Built on reclaimed land, almost half of the surface of the mosque lies over the Atlantic water. This was inspired by the verse of the Qur'an that states "the throne of Allah was built on water." Part of the floor is glass and overlooks the sea. Spotlights shine at night from the top of the minaret toward Mecca. These features were specifically requested by King Hassan II, who declared, "I want to build this mosque on the water, because God's throne is on the water. Therefore, the faithful who go there to pray, to praise the Creator on firm soil, can contemplate God's sky and ocean."
It also includes a number of modern touches: it was built to withstand earthquakes and has a heated floor, electric doors, and a sliding roof.
The mosque displays strong Moorish influence and the architecture of the building is similar to that of the Alhambra and the Great Mosque of Cordoba in Spain. This and the old Tin Mal Mosque are the only mosques in Morocco open to non-Muslims. Non-Muslims may view the interior on hour-long guided tours that depart several times daily.

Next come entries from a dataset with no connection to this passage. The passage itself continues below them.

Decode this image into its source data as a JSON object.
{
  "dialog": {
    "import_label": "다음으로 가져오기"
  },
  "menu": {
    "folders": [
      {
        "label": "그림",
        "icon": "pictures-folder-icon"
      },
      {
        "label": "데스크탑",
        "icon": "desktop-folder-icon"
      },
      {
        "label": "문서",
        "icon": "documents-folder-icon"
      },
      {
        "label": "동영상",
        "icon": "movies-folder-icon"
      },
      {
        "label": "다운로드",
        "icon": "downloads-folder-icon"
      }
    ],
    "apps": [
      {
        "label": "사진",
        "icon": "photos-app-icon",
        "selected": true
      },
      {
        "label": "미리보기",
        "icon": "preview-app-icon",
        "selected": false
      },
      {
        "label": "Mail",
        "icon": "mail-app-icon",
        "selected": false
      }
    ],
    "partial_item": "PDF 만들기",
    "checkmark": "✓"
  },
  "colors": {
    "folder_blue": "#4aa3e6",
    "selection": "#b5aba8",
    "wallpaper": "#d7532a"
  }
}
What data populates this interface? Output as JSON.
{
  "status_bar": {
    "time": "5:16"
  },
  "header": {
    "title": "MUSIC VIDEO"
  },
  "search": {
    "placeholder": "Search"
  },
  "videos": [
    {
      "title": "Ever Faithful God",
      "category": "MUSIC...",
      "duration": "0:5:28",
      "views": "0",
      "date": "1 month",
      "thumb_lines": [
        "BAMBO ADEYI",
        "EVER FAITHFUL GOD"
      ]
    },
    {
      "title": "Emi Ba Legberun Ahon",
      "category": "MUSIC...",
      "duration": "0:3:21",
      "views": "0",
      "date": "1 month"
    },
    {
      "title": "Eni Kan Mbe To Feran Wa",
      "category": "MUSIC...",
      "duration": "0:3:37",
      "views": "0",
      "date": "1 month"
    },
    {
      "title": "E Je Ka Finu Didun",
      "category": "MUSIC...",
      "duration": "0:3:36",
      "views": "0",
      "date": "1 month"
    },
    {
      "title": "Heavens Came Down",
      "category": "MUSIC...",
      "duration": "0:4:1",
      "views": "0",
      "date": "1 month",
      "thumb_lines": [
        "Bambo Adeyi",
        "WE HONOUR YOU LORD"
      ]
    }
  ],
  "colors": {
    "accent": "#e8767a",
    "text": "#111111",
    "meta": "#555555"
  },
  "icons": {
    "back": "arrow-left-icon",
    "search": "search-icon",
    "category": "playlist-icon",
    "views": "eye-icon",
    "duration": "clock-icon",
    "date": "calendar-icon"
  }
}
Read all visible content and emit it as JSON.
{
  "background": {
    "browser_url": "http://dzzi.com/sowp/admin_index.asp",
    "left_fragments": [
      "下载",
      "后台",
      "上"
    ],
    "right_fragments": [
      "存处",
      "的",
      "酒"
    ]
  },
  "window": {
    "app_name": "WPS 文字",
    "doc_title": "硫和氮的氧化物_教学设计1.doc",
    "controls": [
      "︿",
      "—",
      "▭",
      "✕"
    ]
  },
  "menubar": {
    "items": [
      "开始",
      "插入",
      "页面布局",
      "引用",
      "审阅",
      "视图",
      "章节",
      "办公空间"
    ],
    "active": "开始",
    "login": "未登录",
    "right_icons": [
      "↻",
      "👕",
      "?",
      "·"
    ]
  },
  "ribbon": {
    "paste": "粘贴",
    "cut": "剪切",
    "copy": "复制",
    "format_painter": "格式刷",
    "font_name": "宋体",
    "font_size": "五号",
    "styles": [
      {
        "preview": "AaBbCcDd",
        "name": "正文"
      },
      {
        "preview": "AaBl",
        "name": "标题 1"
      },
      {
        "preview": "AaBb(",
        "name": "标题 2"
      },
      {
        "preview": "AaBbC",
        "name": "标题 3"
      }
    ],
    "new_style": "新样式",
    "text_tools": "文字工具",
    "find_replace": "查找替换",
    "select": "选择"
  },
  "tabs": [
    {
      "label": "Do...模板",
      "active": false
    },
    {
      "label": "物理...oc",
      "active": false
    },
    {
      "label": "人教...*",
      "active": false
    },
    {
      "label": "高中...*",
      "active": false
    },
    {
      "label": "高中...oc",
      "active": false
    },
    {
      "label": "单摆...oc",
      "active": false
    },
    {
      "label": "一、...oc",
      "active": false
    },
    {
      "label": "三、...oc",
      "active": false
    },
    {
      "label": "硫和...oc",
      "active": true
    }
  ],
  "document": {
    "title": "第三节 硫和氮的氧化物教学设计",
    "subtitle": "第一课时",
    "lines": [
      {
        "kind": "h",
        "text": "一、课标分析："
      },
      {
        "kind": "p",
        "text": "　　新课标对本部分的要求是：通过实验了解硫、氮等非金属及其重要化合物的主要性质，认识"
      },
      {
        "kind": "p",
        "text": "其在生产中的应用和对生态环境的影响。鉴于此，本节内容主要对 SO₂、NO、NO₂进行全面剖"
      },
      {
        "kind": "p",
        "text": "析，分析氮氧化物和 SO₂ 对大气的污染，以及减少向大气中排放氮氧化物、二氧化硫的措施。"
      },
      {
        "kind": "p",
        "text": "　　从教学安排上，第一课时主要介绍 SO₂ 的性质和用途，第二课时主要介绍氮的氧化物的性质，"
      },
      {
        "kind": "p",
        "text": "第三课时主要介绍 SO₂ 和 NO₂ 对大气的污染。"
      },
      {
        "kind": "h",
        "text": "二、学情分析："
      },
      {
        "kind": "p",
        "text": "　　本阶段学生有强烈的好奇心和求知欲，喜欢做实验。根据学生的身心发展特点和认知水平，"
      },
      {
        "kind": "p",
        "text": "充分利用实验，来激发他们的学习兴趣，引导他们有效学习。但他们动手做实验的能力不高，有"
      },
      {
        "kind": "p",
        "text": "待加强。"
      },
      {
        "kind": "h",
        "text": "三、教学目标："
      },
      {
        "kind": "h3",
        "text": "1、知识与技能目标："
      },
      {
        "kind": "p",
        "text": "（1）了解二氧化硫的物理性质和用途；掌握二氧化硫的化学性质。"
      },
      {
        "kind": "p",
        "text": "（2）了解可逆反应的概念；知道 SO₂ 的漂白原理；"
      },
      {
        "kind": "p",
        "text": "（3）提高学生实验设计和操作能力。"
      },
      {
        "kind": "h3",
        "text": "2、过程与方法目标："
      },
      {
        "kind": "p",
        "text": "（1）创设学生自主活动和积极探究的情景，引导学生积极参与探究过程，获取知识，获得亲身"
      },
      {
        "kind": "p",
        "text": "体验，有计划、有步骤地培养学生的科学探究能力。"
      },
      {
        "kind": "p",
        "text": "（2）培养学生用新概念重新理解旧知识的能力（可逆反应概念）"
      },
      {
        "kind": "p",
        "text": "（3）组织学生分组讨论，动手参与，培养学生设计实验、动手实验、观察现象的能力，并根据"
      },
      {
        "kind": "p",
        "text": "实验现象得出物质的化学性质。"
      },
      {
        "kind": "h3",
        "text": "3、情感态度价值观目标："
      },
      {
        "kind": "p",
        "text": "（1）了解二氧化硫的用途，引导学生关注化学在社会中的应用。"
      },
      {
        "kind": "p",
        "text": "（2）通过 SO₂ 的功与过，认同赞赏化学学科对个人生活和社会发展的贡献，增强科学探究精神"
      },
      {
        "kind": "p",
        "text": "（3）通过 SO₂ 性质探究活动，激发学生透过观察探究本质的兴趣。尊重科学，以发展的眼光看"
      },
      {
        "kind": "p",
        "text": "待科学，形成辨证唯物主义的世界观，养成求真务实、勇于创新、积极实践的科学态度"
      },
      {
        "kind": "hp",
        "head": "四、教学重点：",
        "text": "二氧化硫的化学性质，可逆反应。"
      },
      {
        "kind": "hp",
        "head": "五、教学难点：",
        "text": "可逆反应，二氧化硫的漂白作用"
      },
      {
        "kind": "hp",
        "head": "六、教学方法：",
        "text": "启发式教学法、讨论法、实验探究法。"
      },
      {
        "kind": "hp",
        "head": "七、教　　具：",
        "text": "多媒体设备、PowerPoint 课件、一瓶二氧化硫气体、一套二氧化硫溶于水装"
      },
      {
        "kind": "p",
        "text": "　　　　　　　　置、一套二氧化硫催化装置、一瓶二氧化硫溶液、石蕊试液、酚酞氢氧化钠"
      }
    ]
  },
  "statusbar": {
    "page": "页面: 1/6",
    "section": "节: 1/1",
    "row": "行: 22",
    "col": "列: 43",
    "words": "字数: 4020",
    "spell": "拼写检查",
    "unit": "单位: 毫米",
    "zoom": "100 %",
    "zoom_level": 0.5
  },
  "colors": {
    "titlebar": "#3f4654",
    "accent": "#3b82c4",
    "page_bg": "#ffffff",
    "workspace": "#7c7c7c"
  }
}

Work on the mosque was commenced on 12 July 1986, and was intended to be completed for the 60th birthday of the former Moroccan king, Hassan II, in 1989. However, the building was not inaugurated until 30 August 1993. It took 2,500 construction workers and 10,000 artists and craftsman to build the mosque.
All of the granite, plaster, marble, wood, and other materials used in its construction were taken from around Morocco, with the sole exceptions of some white granite columns and the glass chandeliers, both of which come from Italy. Six thousand traditional Moroccan artisans worked for five years to turn these raw materials into abundant and incredibly beautiful mosaics, stone and marble floors and columns, sculpted plaster moldings, and carved and painted wood ceilings.